The reason that the discrete and continuous Fourier transforms are so important is that they diagonalize the differentiation operator. One way to view the effects of diagonalization is that you turn the operator into a multiplication operator. You can see how that makes solving differential equations a lot easier. In the coefficient space all you do is to divide in order to invert.
It's the same way with a matrix: if you have a big matrix equation
$$Ax = y,$$
and if $A$ is symmetric, then you can find a basis $\{ e_1,e_2,\cdots,e_n \}$ where $Ae_k = \lambda_k e_k$. Then, if you can expand $x$ and $y$ in this basis
$$x = \sum_{k=1}^{n} c_k e_k \\y = \sum_{k=1}^{n} d_k e_k.$$
Then the new equation is solved by division:
$$Ax = y \\ \sum_{k=1}^{n} c_k \lambda_k e_k = \sum_{k=1}^{n} d_k e_k \\
c_k = \frac{1}{\lambda_k} d_k e_k.$$
So if you know how to expand $y$ in the $e_k$ terms as $\sum_{k}d_k e_k$, then you can get the solution $x$ by division on the coefficients
$$x = \sum_{k=1}^{n} \frac{1}{\lambda_k} d_k e_k$$
(Assuming none of the $\lambda_k$ are $0$.)

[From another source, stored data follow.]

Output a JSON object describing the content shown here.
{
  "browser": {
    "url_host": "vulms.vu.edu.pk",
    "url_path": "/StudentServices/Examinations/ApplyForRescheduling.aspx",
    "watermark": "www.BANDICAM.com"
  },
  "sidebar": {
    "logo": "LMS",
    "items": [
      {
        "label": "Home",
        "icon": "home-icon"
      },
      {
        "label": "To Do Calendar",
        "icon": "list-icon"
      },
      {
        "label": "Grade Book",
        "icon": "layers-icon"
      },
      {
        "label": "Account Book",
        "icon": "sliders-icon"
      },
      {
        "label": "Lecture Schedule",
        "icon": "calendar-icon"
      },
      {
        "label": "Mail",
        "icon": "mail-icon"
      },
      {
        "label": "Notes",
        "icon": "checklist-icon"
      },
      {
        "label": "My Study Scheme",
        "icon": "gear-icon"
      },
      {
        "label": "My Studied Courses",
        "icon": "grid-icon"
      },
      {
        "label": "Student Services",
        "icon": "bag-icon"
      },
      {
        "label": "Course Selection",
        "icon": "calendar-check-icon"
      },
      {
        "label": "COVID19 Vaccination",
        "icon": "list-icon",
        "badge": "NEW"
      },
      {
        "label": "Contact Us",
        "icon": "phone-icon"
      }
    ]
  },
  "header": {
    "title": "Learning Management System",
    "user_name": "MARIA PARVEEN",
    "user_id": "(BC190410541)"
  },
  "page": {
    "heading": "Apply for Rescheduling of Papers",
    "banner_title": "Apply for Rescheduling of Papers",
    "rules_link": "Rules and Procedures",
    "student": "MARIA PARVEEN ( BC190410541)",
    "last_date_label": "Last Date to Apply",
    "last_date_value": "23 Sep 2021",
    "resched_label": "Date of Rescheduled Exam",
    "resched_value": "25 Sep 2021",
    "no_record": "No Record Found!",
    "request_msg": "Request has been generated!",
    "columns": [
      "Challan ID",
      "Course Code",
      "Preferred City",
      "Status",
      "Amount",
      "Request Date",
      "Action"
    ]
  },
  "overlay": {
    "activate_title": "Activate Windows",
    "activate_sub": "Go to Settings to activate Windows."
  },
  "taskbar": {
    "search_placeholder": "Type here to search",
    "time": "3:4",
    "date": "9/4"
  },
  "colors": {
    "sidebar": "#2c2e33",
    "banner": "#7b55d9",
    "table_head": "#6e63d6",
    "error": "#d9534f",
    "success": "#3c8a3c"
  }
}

The discrete and continuous Fourier transforms are a way to diagonalize differentiation in an infinite-dimensional space. And that allows you to solve linear problems involving differentiation.
Hilbert Transform: The Hilbert transform was developed by Hilbert to study the operation of finding the harmonic conjugate of a function. For example, the function $f(z) = z^2=(x+iy)^2=x^2-y^2+i(2xy)$ has harmonic real and imaginary parts. Hilbert was trying to find a way to go between these two components (in this case $x^2-y^2$ to $2xy$.) The setting of this transform is the upper half plane. If you start with a function $f(x)$, find the function $\tilde{f}(x,y)$ that is harmonic in the upper half plane, and then find $g(x,y)$ such that $f(x,y)+ig(x,y)$ is holomorphic in the upper half plane, then the Hilbert transform maps $f$ to $g$.
Because $i(f+ig)=-g+if$ is also holomorphic, then the transform maps $g$ to $-f$, which means that the square of the transform is $-I$. In this setting, the Hilbert transform turns out to be concisely expressed in terms of the Fourier transform if you work with square integrable functions.